Pennsylvania's Medical Marijuana Advisory Board was hesitant to add insomnia to its list of qualifying conditions partly because it is often caused by an underlying medical issue.

The Pennsylvania Medical Marijuana Advisory Board voted against adding insomnia to the list of qualifying conditions and tabled discussions on adding traumatic brain injuries at its latest meeting.

The state's program is experiencing record enrollment and significant growth. More than 460,000 residents are registered and sales have surpassed $1 billion since the program launched in 2016, the Tribune-Review reported. John Collins, director of the state’s Office of Medical Marijuana, said patients are buying almost 400,000 marijuana products each week.

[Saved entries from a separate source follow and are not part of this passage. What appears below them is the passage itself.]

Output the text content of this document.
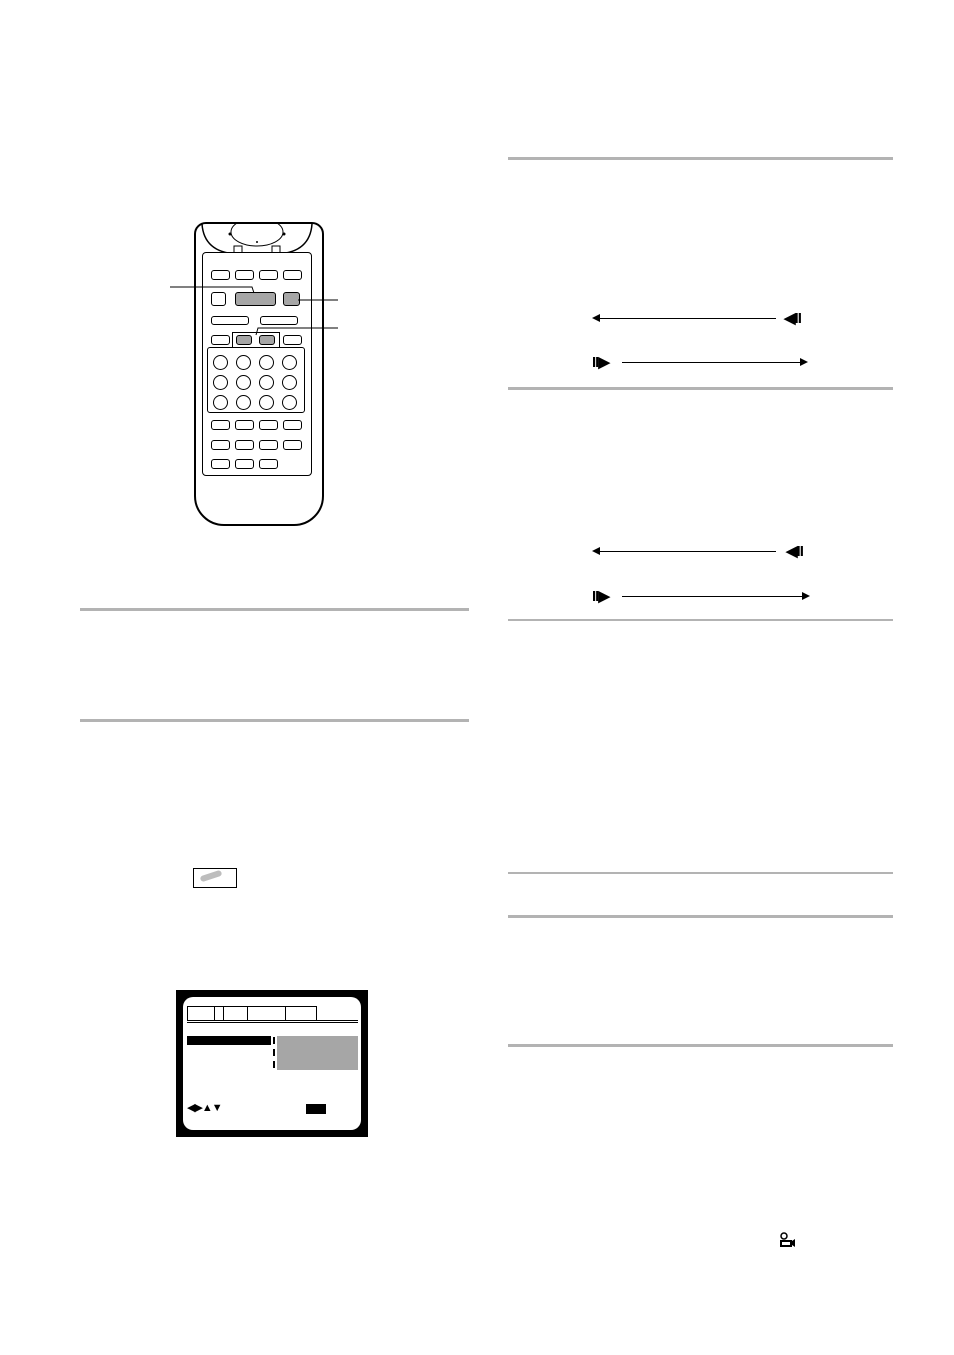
◀II
II▶
◀II
II▶
◀▶▲▼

To date, there are 23 medical conditions that qualify patients for enrollment in the state's medical marijuana program. About 80% of patients qualify under anxiety disorders, chronic pain or post-traumatic stress disorder. 

To add a new condition to the list, people can apply through the state’s website. The board reviews the applications before Health Secretary Dr. Rachel Levine makes a final decision.

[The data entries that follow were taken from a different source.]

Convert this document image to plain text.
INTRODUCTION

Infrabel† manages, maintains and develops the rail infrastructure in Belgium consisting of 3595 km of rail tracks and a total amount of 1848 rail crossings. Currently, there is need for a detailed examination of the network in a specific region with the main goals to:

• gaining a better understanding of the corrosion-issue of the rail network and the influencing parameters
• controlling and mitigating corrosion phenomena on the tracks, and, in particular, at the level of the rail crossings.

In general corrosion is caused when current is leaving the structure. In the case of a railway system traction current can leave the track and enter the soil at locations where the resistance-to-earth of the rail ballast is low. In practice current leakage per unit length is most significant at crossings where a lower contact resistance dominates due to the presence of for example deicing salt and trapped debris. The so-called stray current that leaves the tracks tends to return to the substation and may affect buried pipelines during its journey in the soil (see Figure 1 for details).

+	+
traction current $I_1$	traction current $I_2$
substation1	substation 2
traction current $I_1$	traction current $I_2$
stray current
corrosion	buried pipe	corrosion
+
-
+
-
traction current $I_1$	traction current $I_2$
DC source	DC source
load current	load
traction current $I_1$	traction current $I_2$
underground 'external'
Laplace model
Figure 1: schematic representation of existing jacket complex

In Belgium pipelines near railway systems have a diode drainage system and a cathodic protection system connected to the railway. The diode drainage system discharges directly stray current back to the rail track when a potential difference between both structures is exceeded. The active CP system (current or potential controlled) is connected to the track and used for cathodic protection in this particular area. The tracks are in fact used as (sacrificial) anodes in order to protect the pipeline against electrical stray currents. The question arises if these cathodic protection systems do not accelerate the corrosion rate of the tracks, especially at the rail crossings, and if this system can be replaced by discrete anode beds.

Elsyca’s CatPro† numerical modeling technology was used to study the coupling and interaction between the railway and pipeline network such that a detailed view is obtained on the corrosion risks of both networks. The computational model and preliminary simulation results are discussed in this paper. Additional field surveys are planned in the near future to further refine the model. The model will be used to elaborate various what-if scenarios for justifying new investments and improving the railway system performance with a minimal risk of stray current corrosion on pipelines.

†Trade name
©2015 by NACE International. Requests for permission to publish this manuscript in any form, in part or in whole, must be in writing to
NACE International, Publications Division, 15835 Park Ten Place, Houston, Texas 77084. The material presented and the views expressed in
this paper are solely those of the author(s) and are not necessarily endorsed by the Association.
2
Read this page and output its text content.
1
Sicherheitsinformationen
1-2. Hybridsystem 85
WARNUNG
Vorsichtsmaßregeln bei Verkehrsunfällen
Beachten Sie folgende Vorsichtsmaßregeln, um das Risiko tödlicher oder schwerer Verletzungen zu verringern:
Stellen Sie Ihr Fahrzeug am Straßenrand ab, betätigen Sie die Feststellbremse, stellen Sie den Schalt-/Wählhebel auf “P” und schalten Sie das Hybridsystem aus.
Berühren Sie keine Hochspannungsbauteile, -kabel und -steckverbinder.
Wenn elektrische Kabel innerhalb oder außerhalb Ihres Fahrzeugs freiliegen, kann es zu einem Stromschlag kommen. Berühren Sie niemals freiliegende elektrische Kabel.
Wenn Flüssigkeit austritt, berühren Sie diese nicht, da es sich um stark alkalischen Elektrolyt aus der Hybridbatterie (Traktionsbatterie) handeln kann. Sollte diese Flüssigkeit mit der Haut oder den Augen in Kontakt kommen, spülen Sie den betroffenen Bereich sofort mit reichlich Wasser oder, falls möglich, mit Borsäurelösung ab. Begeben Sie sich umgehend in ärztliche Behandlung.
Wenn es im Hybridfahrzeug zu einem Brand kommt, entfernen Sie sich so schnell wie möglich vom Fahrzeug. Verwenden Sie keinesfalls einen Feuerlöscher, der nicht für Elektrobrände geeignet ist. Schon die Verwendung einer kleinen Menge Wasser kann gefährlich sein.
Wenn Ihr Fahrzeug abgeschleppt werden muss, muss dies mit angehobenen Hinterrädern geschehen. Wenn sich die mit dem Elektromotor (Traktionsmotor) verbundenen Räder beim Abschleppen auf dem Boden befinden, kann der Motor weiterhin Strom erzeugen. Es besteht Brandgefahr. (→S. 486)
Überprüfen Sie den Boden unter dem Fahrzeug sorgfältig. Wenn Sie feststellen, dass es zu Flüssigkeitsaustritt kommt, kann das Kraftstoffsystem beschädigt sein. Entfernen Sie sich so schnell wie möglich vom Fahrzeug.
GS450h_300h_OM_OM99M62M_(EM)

The board voted, 7-4, Tuesday to dismiss the application for adding insomnia. Those interested can submit an appeal, asking Levine to reconsider.

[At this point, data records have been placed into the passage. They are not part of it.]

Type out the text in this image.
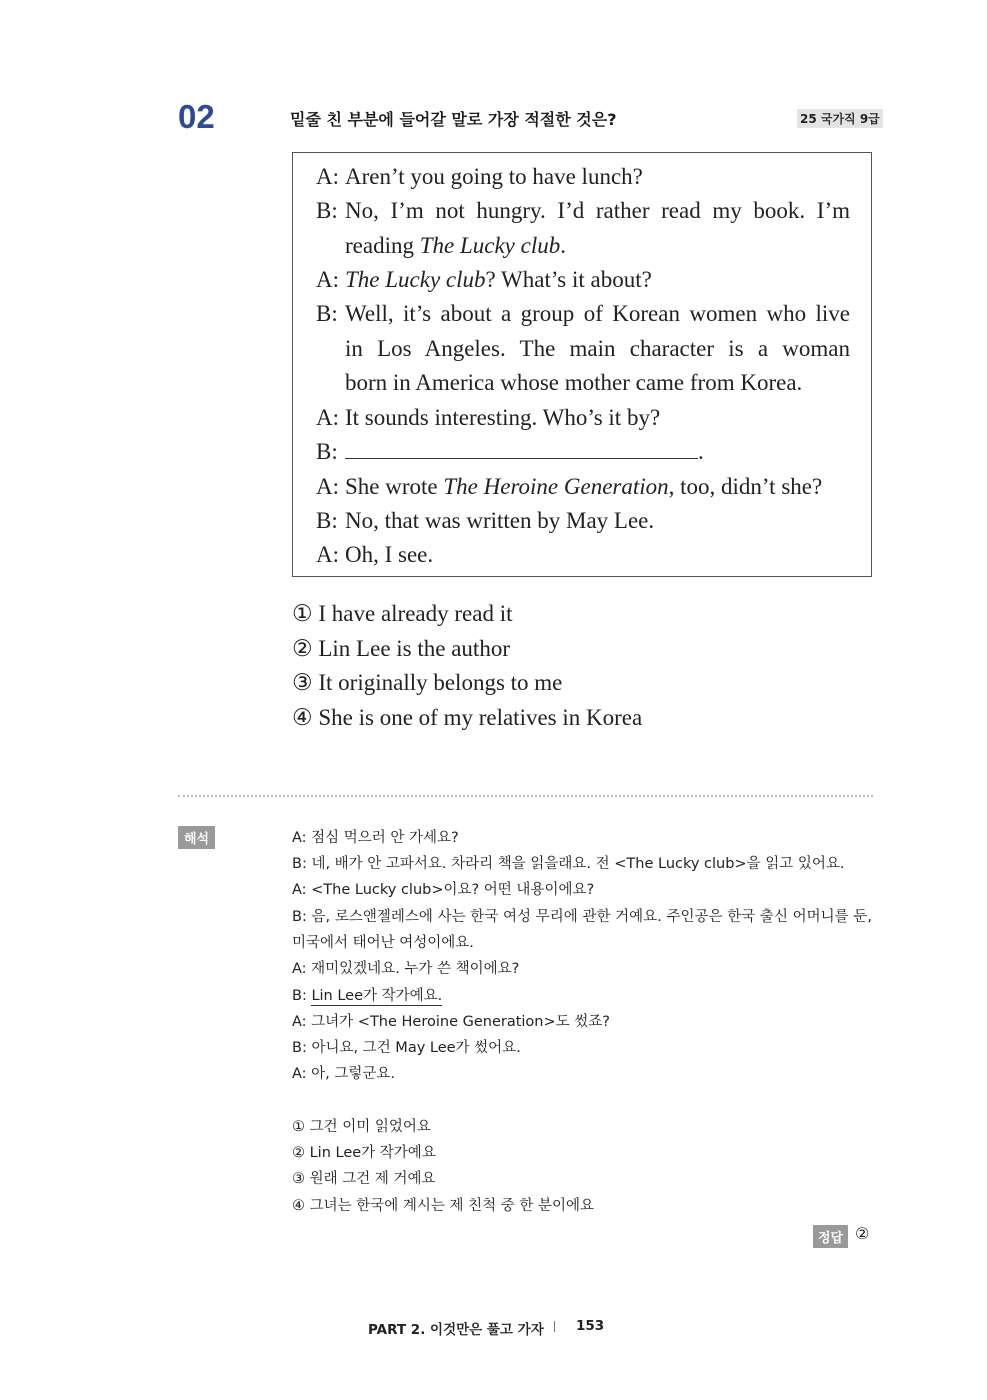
02	밑줄 친 부분에 들어갈 말로 가장 적절한 것은?	25 국가직 9급
A: Aren’t you going to have lunch?
B: No, I’m not hungry. I’d rather read my book. I’m
reading The Lucky club.
A: The Lucky club? What’s it about?
B: Well, it’s about a group of Korean women who live
in Los Angeles. The main character is a woman
born in America whose mother came from Korea.
A: It sounds interesting. Who’s it by?
B:	.
A: She wrote The Heroine Generation, too, didn’t she?
B: No, that was written by May Lee.
A: Oh, I see.
① I have already read it
② Lin Lee is the author
③ It originally belongs to me
④ She is one of my relatives in Korea
해석	A: 점심 먹으러 안 가세요?
B: 네, 배가 안 고파서요. 차라리 책을 읽을래요. 전 <The Lucky club>을 읽고 있어요.
A: <The Lucky club>이요? 어떤 내용이에요?
B: 음, 로스앤젤레스에 사는 한국 여성 무리에 관한 거예요. 주인공은 한국 출신 어머니를 둔,
미국에서 태어난 여성이에요.
A: 재미있겠네요. 누가 쓴 책이에요?
B: Lin Lee가 작가예요.
A: 그녀가 <The Heroine Generation>도 썼죠?
B: 아니요, 그건 May Lee가 썼어요.
A: 아, 그렇군요.
① 그건 이미 읽었어요
② Lin Lee가 작가예요
③ 원래 그건 제 거예요
④ 그녀는 한국에 계시는 제 친척 중 한 분이에요
정답 ②
PART 2. 이것만은 풀고 가자 153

Board members were hesitant to add insomnia to the list partly because it takes many forms and is often caused by another underlying medical issue.

"Not all experiences of insomnia rise to the level of being a serious medical condition," said board member Sarah Boetang, who also serves as the health department's executive deputy secretary. .

Board member Luke Schultz, a medical marijuana patient, argued in favor of adding insomnia because he and others say marijuana can help people fall asleep.

"I’ve been using some of the products that are specifically formulated for sleep, so it’s already a big part of the program," Schultz said, adding that people who only have insomnia should have that same access. 

Other board members expressed concern that qualifying insomnia could lead children to be prescribed medical marijuana, wondering about the effects on the developing brain. 

The board tabled discussing the addition of traumatic brain injuries to its next meeting, slated for Feb. 23. Brain injuries are very broad, noted board member Jennifer Shuckrow.